Judge: Kemper appeal decision in 2 weeks

February 14, 2011

Energy

By Amy McCullough

GULFPORT – While lawyers prepared for the hearing upstairs, more than 20 Gulf Coast residents rallied in the lobby of the Harrison County Chancery Court on Feb. 14, as Mississippi Sierra Club director Louie Miller explained a lawsuit with a pair of flip flops.

Miller held up a pair of the popular beach sandals with the names “Bentz” and “Posey” written on the bottoms.

Sierra Club says two Mississippi Public Service Commissioners, Leonard Bentz and Lynn Posey, issued a decision essentially denying the construction of the $2.4 billion Kemper County clean coal plant last April, only to “flip flop” and approve the plan in May without sufficient reason. Hence, Sierra’s lawsuit against the Public Service Commission and Mississippi Power Company claiming that the decision was arbitrary and capricious.

After three and a half hours of oral arguments, Judge Jim Persons said he would try to make a ruling within two weeks.

The Kemper facility, recently named Plant Ratcliffe, is being built between Mississippi 493 and Mississippi 495 near the Liberty community. It will use a process that converts lignite coal into a synthesis gas that can generate electricity. The plant will produce 582 megawatts of usable generation and will also be the first commercial-scale plant in the nation to capture its carbon dioxide emissions.

Sierra attorney Robert Wiygul said the Commission’s April 2010 order said Mississippi Power would be held to a $2.4 billion cost cap, instead of granting the company its requested cost overrun allowance that would make the project cost $3.2 billion. Then in May, the Commission said the company would be allowed to request cost overruns up to $2.88 billion. This, along with other changes, allowed Mississippi Power to finance the plant and begin construction.

“The record contains no alternate evidence to accept a higher number,” Wiygul said.

Wiygul also said that according to documents within the record, rate impacts to customers would be around 45 percent.

Mississippi Power Company attorney Ben Stone said that under the Mississippi Public Utility Act, the Commission is charged with determining whether a power plant is needed and approving or disapproving its construction cost estimate. It is not within the Commission’s jurisdiction to direct a utility regarding what type of plant ought to be built.

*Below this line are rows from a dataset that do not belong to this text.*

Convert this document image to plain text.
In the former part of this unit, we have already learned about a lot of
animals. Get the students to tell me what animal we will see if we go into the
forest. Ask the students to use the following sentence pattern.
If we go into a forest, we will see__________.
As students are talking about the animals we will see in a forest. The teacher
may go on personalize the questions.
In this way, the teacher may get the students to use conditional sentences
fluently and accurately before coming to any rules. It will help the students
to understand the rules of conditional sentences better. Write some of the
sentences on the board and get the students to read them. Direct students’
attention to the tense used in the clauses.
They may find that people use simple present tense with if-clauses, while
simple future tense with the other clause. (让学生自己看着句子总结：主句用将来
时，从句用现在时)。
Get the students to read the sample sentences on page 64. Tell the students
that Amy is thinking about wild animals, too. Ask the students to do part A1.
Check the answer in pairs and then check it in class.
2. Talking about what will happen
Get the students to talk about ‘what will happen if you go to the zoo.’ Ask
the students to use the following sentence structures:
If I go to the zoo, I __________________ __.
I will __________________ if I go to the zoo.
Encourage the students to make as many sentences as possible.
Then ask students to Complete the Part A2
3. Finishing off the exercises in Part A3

Stone said Kemper, which will be fueled by lignite coal, was key to Mississippi Power’s generation mix, so that the utility would not be overly dependent on natural gas.

Judge Persons interrupted Stone’s argument and said he had concerns regarding risk and rate impact to customers.

“My issues are raised from the orders of the Commission … unprecedented risk, unprecedented cost,” he said. “I don’t find where the Commission has addressed the rate impact of Kemper. … The orders we have here – frankly, I don’t think are well done.”

The Mississippi Public Utilities Staff allowed Mississippi Power to file rate impacts to customers confidentially in 2009. After a public records request, the Mississippi Business Journal published those rate impacts in the August 22, 2010 story, “‘About a third’ is really closer to about a half.” Mississippi Power said publicly that customer rate increases would be around 30 percent, but the company never submitted that figure in sworn testimony to the Commission.

Judge Persons said the Commission expressed concern over numerous risks to customers in its April order, which would not have allowed plant construction. But in its May order, the Commission eased the financial restrictions on Mississippi Power without addressing how the new conditions protected the public interest.

“Even if a 45 percent increase is reasonable under the (Baseload) Act … what if they can’t afford it? … And if you look at parts of the Commission’s orders, it would scare you to death,” he said.

Stone said “We’re not talking about a rate case here” and stressed that the Commission has the authority to disallow any costs it deems to be imprudent.

Stone did not contest Judge Person’s use of the 45 percent figure.

On behalf of the Attorney General’s office and in defense of the Public Service Commission, Christopher Lomax repeatedly reminded Judge Persons of the separation of powers within government. Lomax said that even if the judge disagreed with the Commission’s policies, the judge did not have constitutional authority to make policy decisions.

The decision could only be overturned if it were arbitrary and capricious, which means done with whimsy, and there were more than 30,000 pages in the record, Lomax said.

“Are you telling me we might as well have not come here today?” the judge asked jokingly.

Lomax said no.

Judge Persons said the Commission’s order was not clear as to the meaning of “stable, low-cost electricity.”
Wiygul closed on behalf of the Sierra Club, saying the decision should be remanded back to the Public Service Commission.

If the decision is reversed by Judge Persons and is appealed, the case would go to the state Supreme Court.
Sierra Club filed its appeal in Harrison County Chancery Court in June and also at the Mississippi Supreme Court because the law was unclear regarding jurisdiction. Mississippi Power made a motion to keep the decision at the state Supreme Court. But in October the Court sent the suit back to Harrison County.